We live in an increasingly pluralistic world. At least in the West, due to immigration and conversion, the religious options have increased exponentially. The community I live in is a pretty typical American suburb. It has a Christian majority, as is true in most communities in the United States, but even here there is great diversity. Driving from my house to the church I pastor, a five-mile drive taking me from one side of the city to the other, I pass by a Croatian Catholic Church, a Greek Orthodox Church, a Free Methodist Church, a Jehovah’s Witness congregation, a Reformed Jewish Synagogue, a Lutheran Church, and a Presbyterian Church. In my neighborhood, which I walk regularly, there is a Calvary Chapel, a Romanian Pentecostal Church, another Roman Catholic Church, and a Serbian Orthodox church. Within the city limits, or just outside, one can find the mosques of two very different Muslim groups, varieties of Catholic churches, including Albanian and Romanian versions, varieties of Lutheran, Methodist, Reformed, Baptist, Pentecostal, nondenominational Christian, Zen Buddhist, Sikh, Baha’i, and a large Hindu temple that is expanding its facility. My doctor is a Sikh and one of my good friends here in Troy is a Hindu. Because we live in such close proximity to such religious diversity, it’s important that we get to know each other. That includes gaining an understanding of each other’s religious traditions.

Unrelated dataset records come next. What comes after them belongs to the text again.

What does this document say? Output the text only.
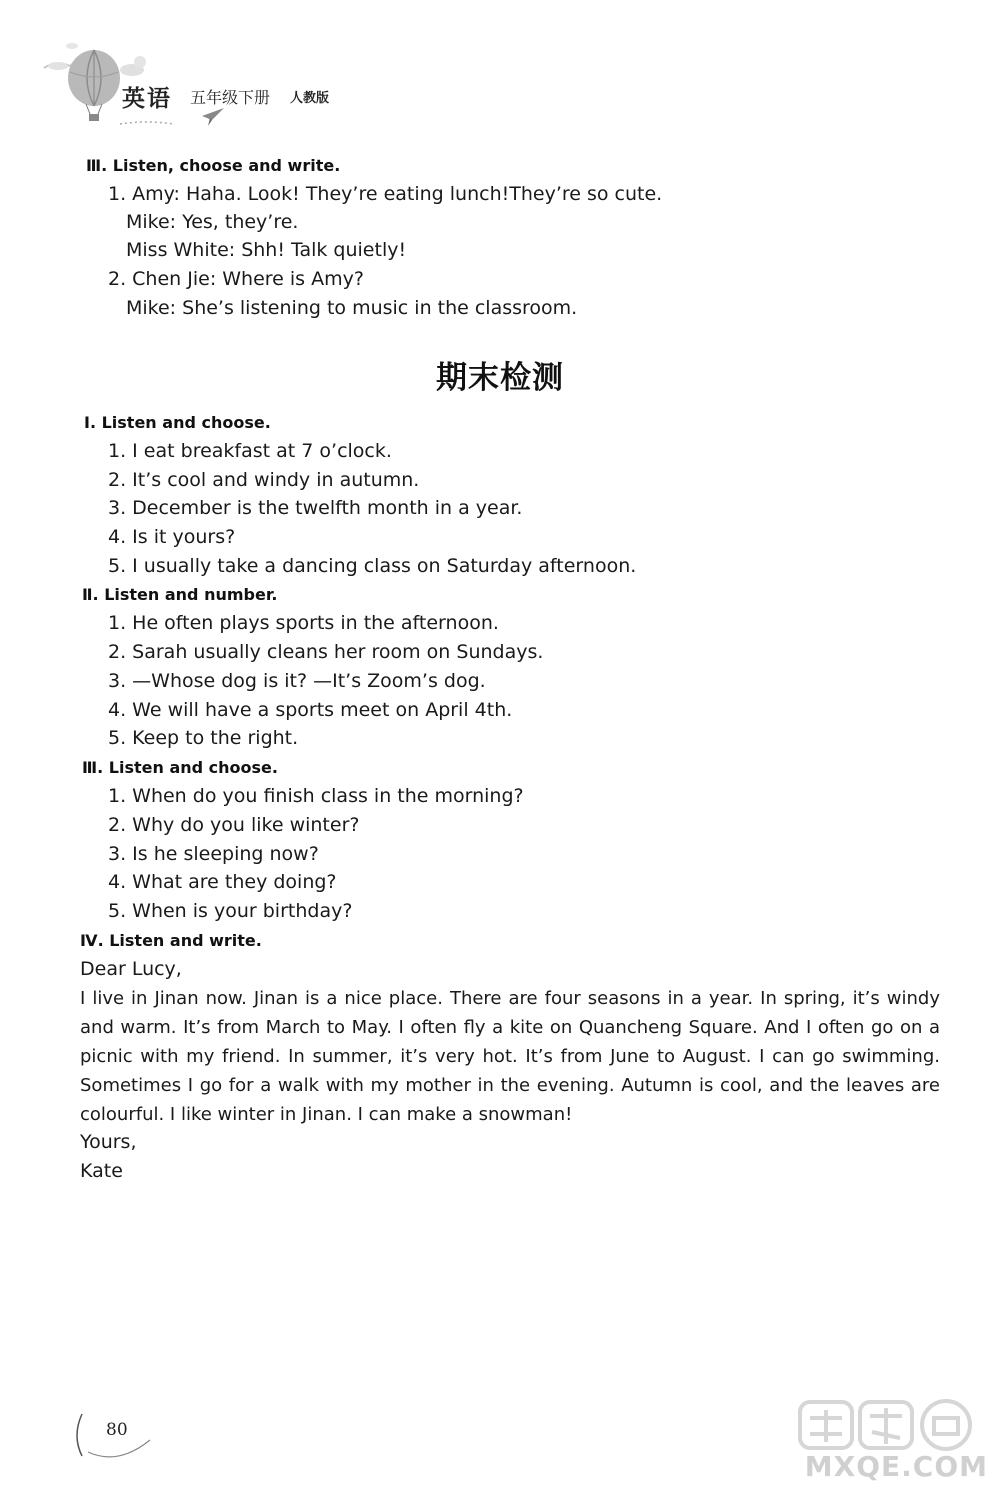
英语 五年级下册 人教版
Ⅲ. Listen, choose and write.
1. Amy: Haha. Look! They’re eating lunch!They’re so cute.
Mike: Yes, they’re.
Miss White: Shh! Talk quietly!
2. Chen Jie: Where is Amy?
Mike: She’s listening to music in the classroom.
期末检测
Ⅰ. Listen and choose.
1. I eat breakfast at 7 o’clock.
2. It’s cool and windy in autumn.
3. December is the twelfth month in a year.
4. Is it yours?
5. I usually take a dancing class on Saturday afternoon.
Ⅱ. Listen and number.
1. He often plays sports in the afternoon.
2. Sarah usually cleans her room on Sundays.
3. —Whose dog is it? —It’s Zoom’s dog.
4. We will have a sports meet on April 4th.
5. Keep to the right.
Ⅲ. Listen and choose.
1. When do you finish class in the morning?
2. Why do you like winter?
3. Is he sleeping now?
4. What are they doing?
5. When is your birthday?
Ⅳ. Listen and write.
Dear Lucy,
I live in Jinan now. Jinan is a nice place. There are four seasons in a year. In spring, it’s windy and warm. It’s from March to May. I often fly a kite on Quancheng Square. And I often go on a picnic with my friend. In summer, it’s very hot. It’s from June to August. I can go swimming. Sometimes I go for a walk with my mother in the evening. Autumn is cool, and the leaves are colourful. I like winter in Jinan. I can make a snowman!
Yours,
Kate
80
MXQE.COM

Although many people remain uncomfortable in the presence of people of other religious traditions, it’s likely that we will come in contact with “the other.” Although the United States may have been predominantly Christian at its birth, and it may remain a majority Christian nation, but the fact is the diversity of this nation is increasing rapidly. Indeed, in most of our communities, the faith tradition that is growing the fastest, especially among the young, is “decline to state.” Even as Americans are becoming increasingly averse to political affiliation, the same is true of their religious affiliations. Still, we remain a very religious people, even if the options before us are increasing quickly. Because this is true, it’s likely we will encounter a person of a very different tradition, and we might even be invited to share in a religious service or ceremony. It might be a regular service of worship, or, more likely, a wedding or funeral. The question is, how should one behave?
Akasha Lonsdale is a self-described Interfaith Minister and trained psychotherapist. I’m not exactly sure what that an Interfaith Minister is, but Lonsdale has written a book that fills a great need. In less than 350 pages, she shares with the reader basic information about beliefs and practices of the great world religions. She explores the three branches of Christianity, Judaism, Islam, Hinduism, Sikhism, and Buddhism. In each chapter, Lonsdale lays out the basic beliefs, explains the religious rites, and describes the events that fill out the religion’s calendar. In the course of reading the book, we learn how each tradition celebrates marriages and births, as well sharing the rites and beliefs that surround death. At the end of each chapter, the author provides a glossary of important words. By reading these chapters, one will be prepared to engage people of other faiths with respect and understanding. The fear of the other that so often keeps us separated can be dissipated. We can understand why, for instance, a Sikh male wear’s a turban or carries a ceremonial sword. We gain an understanding of why a typical Muslim woman would choose to cover her hair.
In writing this book, the author has consulted leaders and scholars from each tradition. This is important because if we are to be properly introduced to a religious tradition, we must be assured that what is written reflects actual practice and not stereotype. Lonsdale writes with great respect for each tradition. There is no condescension or condemnation. If one is looking for a critique of the religious tradition, they’ll want to look elsewhere, because that’s not the point of the book. If I have any real criticism of the book is Lonsdale’s decision to use the Church of England (Anglicanism/Episcopalianism) as the representative Protestant body. It’s not surprising, considering that she hails from Britain, that she would make this choice, but the reader might have been better served had she lifted up a free church tradition, and then noted the way in which Anglicanism stands between the Catholic and the Free Church Protestant traditions. That said, I found her descriptions accurate, and thus showing that she is able to describe with fairness a religious tradition’s beliefs and practices.
I expect that I will make good use of this handbook, and would recommend it for anyone wishing to better understand the beliefs and practices of their neighbors. And, should you be invited to participate in the religious ceremonies of your neighbor, you'll want to have this reference handy to consult before going to the event. You will feel more comfortable and less likely to commit an embarrassing faux pas. You know, like bringing a bottle of wine to a Muslim wedding.